The Château de Dampierre (/fr/) is a château in Dampierre-en-Yvelines, in the Vallée de Chevreuse, France.

==History==
Built by Jules Hardouin-Mansart in 1675–1683 for the duc de Chevreuse, Colbert's son-in-law, it is a French Baroque château of medium size. Protected behind fine wrought iron double gates, the main block (corps de logis) and its outbuildings, linked by balustrades, are ranged symmetrically around a dry paved and gravelled cour d'honneur. Behind, the central axis is extended between the former parterres, now mown hay. The park with formally shaped water was laid out by André Le Nôtre. There are sumptuous interiors. The small scale (compared to Vaux-le-Vicomte for example) makes it easier to compare it to the approximately contemporary Het Loo, for William III of Orange.

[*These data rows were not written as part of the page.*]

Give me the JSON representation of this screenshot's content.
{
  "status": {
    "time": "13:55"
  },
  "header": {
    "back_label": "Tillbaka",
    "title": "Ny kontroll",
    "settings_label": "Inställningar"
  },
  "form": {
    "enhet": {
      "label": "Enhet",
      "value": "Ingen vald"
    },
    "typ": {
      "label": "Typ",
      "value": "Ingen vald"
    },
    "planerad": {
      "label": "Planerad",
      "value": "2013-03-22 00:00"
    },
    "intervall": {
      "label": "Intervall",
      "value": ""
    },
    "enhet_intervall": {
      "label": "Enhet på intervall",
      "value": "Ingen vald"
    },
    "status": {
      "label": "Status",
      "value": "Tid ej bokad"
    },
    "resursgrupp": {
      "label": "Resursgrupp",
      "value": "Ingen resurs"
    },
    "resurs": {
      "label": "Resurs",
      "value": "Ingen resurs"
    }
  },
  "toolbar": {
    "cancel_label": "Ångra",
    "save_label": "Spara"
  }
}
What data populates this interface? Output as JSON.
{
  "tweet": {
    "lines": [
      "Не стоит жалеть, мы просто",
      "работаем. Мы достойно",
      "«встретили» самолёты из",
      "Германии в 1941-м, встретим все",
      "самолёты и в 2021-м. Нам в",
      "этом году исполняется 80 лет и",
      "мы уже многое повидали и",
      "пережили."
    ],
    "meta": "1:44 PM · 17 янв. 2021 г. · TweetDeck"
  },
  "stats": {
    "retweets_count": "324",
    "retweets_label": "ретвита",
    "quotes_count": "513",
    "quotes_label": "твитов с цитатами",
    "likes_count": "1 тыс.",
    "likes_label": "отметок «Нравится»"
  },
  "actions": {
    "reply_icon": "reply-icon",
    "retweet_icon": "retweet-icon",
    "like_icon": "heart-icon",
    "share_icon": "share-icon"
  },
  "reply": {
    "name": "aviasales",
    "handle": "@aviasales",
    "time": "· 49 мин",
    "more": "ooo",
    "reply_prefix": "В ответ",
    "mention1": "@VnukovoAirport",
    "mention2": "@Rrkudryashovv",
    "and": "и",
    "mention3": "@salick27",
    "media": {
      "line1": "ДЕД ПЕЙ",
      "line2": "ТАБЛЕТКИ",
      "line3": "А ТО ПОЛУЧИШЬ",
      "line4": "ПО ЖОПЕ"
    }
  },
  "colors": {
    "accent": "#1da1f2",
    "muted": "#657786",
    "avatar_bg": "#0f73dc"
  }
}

The grande galerie was reconstructed for the amateur archaeologist and collector, Honoré Théodoric d'Albert de Luynes, under the direction of antiquarian architect Félix Duban. Sculptor Pierre-Charles Simart contributed Hellenic friezes and reliefs for the project. Ingres' Age of Gold remains as testament to the abortive project of decorating it in fresco, not Ingres' habitual medium.

The park, which lost many trees in the storm of 26 December 1999, offers a formal canal and an eighteenth-century garden folly.